RT Journal Article
SR Electronic
T1 Interaction of constitutive and phenobarbital-induced cytochrome P-450 isozymes during the sequential oxidation of benzphetamine. Explanation for the difference in benzphetamine-induced hydrogen peroxide production and 455-nm complex formation in microsomes from untreated and phenobarbital-treated rats.
JF Molecular Pharmacology
JO Mol Pharmacol
FD American Society for Pharmacology and Experimental Therapeutics
SP 748
OP 757
VO 23
IS 3
A1 E H Jeffery
A1 G J Mannering
YR 1983
UL http://molpharm.aspetjournals.org/content/23/3/748.abstract
AB The following pathway for benzphetamine (Bz) metabolism in rat hepatic microsomes was established: Bz leads to norbenzphetamine (NorBz) leads to N-hydroxynorbenzphetamine leads to N-benzylethyl-alpha-phenylnitrone leads to 2-nitroso-1-phenylpropane. The last product forms a complex with cytochrome P-450 with an absorbance maximum at 455 nm. Steps 1, 2, and 4 are cytochrome P-450-dependent; Step 3 appears to involve the flavoprotein, mixed-function amine oxidase. Step 2 is partially uncoupled, producing H2O2 at approximately 3 times the rate of N-hydroxylation. Bz is oxidized to NorBz in microsomes from both untreated rats (U-microsomes) and phenobarbital (PB)-treated rats (PB-microsomes), but the 455-nm peak does not appear in U-microsomes until almost all of the Bz has been converted to NorBz; i.e., Bz inhibits the oxidation of NorBz in U- but not in PB-microsomes. The inhibition is competitive. Bz inhibits the oxidation of the nitrone to 2-nitroso-1-phenylpropane in both U- and PB-microsomes; NorBz inhibits this reaction in U-microsomes only. These results can be explained as follows. The substrate affinities of the cytochrome P-450 primarily responsible for the N-demethylation of Bz in U- and PB-microsomes differ markedly. The constitutive cytochrome(s) in U-microsomes has a high affinity for Bz; PB induces both this form and a cytochrome(s) with a lower affinity for Bz. The substrate affinities of these two cytochromes P-450 for NorBz do not differ appreciably.
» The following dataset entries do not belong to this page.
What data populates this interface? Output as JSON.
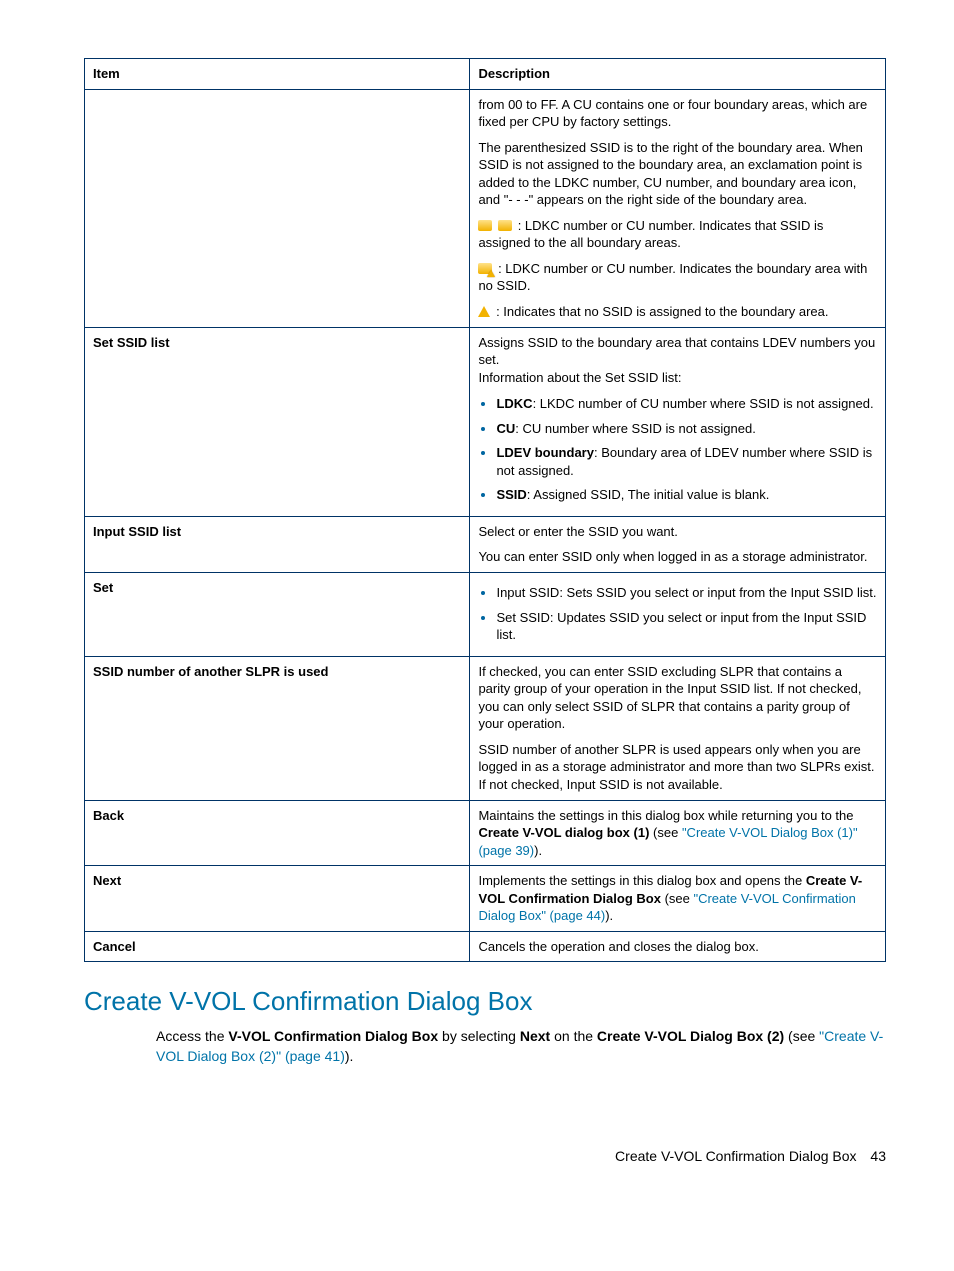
{
  "table": {
    "headers": {
      "item": "Item",
      "description": "Description"
    },
    "rows": {
      "row1": {
        "item": "",
        "desc_p1": "from 00 to FF. A CU contains one or four boundary areas, which are fixed per CPU by factory settings.",
        "desc_p2": "The parenthesized SSID is to the right of the boundary area. When SSID is not assigned to the boundary area, an exclamation point is added to the LDKC number, CU number, and boundary area icon, and \"- - -\" appears on the right side of the boundary area.",
        "desc_p3": ": LDKC number or CU number. Indicates that SSID is assigned to the all boundary areas.",
        "desc_p4": ": LDKC number or CU number. Indicates the boundary area with no SSID.",
        "desc_p5": ": Indicates that no SSID is assigned to the boundary area."
      },
      "row2": {
        "item": "Set SSID list",
        "desc_p1": "Assigns SSID to the boundary area that contains LDEV numbers you set.",
        "desc_p2": "Information about the Set SSID list:",
        "li1_label": "LDKC",
        "li1_text": ": LKDC number of CU number where SSID is not assigned.",
        "li2_label": "CU",
        "li2_text": ": CU number where SSID is not assigned.",
        "li3_label": "LDEV boundary",
        "li3_text": ": Boundary area of LDEV number where SSID is not assigned.",
        "li4_label": "SSID",
        "li4_text": ": Assigned SSID, The initial value is blank."
      },
      "row3": {
        "item": "Input SSID list",
        "desc_p1": "Select or enter the SSID you want.",
        "desc_p2": "You can enter SSID only when logged in as a storage administrator."
      },
      "row4": {
        "item": "Set",
        "li1": "Input SSID: Sets SSID you select or input from the Input SSID list.",
        "li2": "Set SSID: Updates SSID you select or input from the Input SSID list."
      },
      "row5": {
        "item": "SSID number of another SLPR is used",
        "desc_p1": "If checked, you can enter SSID excluding SLPR that contains a parity group of your operation in the Input SSID list. If not checked, you can only select SSID of SLPR that contains a parity group of your operation.",
        "desc_p2": "SSID number of another SLPR is used appears only when you are logged in as a storage administrator and more than two SLPRs exist. If not checked, Input SSID is not available."
      },
      "row6": {
        "item": "Back",
        "desc_pre": "Maintains the settings in this dialog box while returning you to the ",
        "desc_bold": "Create V-VOL dialog box (1)",
        "desc_mid": " (see ",
        "desc_link": "\"Create V-VOL Dialog Box (1)\" (page 39)",
        "desc_post": ")."
      },
      "row7": {
        "item": "Next",
        "desc_pre": "Implements the settings in this dialog box and opens the ",
        "desc_bold": "Create V-VOL Confirmation Dialog Box",
        "desc_mid": " (see ",
        "desc_link": "\"Create V-VOL Confirmation Dialog Box\" (page 44)",
        "desc_post": ")."
      },
      "row8": {
        "item": "Cancel",
        "desc": "Cancels the operation and closes the dialog box."
      }
    }
  },
  "section": {
    "heading": "Create V-VOL Confirmation Dialog Box",
    "para_pre": "Access the ",
    "para_bold1": "V-VOL Confirmation Dialog Box",
    "para_mid1": " by selecting ",
    "para_bold2": "Next",
    "para_mid2": " on the ",
    "para_bold3": "Create V-VOL Dialog Box (2)",
    "para_mid3": " (see ",
    "para_link": "\"Create V-VOL Dialog Box (2)\" (page 41)",
    "para_post": ")."
  },
  "footer": {
    "text": "Create V-VOL Confirmation Dialog Box",
    "page": "43"
  }
}
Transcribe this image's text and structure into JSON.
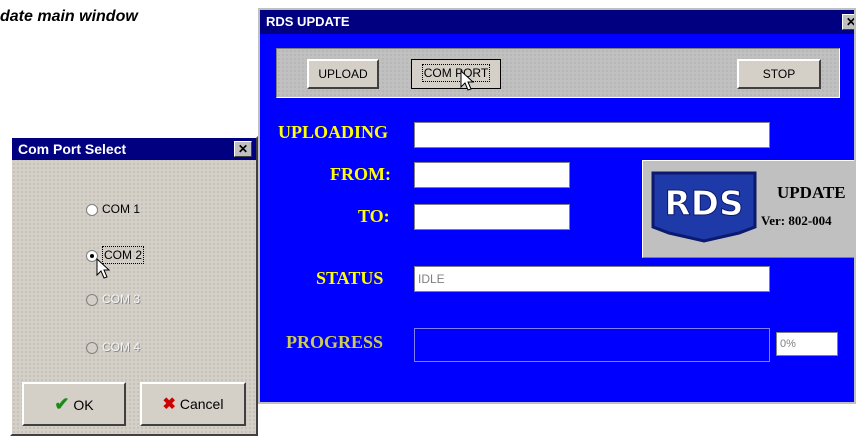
{
  "caption": "date main window",
  "main_window": {
    "title": "RDS UPDATE",
    "close_glyph": "✕",
    "toolbar": {
      "upload_label": "UPLOAD",
      "comport_label": "COM PORT",
      "stop_label": "STOP"
    },
    "labels": {
      "uploading": "UPLOADING",
      "from": "FROM:",
      "to": "TO:",
      "status": "STATUS",
      "progress": "PROGRESS"
    },
    "fields": {
      "uploading_value": "",
      "from_value": "",
      "to_value": "",
      "status_value": "IDLE",
      "progress_percent": "0%"
    },
    "logo": {
      "brand": "RDS",
      "title": "UPDATE",
      "version": "Ver: 802-004"
    }
  },
  "com_port_dialog": {
    "title": "Com Port Select",
    "close_glyph": "✕",
    "options": [
      {
        "label": "COM 1",
        "selected": false,
        "enabled": true
      },
      {
        "label": "COM 2",
        "selected": true,
        "enabled": true
      },
      {
        "label": "COM 3",
        "selected": false,
        "enabled": false
      },
      {
        "label": "COM 4",
        "selected": false,
        "enabled": false
      }
    ],
    "ok_label": "OK",
    "cancel_label": "Cancel"
  },
  "colors": {
    "window_bg": "#0000ff",
    "titlebar": "#000080",
    "label_text": "#ffff00",
    "face": "#d4d0c8"
  },
  "icons": {
    "ok": "checkmark-icon",
    "cancel": "x-icon",
    "pointer": "mouse-pointer-icon"
  }
}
Thus, although both forms of cytochrome P-450 can oxidize Bz and NorBz in PB-microsomes, Bz is primarily oxidized by the constitutive form, whereas NorBz is oxidized primarily by the induced form, thereby relieving competition and increasing the over-all sequential oxidation of Bz. The nitrone appears to be oxidized exclusively by the constitutive form in both U- and PB-microsomes. The current study shows that PB induction of monooxygenase activity need not be due entirely to an increase in the amount of cytochrome P-450 or the substrate selectivity of cytochrome P-450 isozyme(s) responsible for that activity, but that, in at least one case, the metabolism of Bz, PB-induced activity can be due, at least in part, to the induction of a cytochrome P-450 isozyme that relieves substrate inhibition.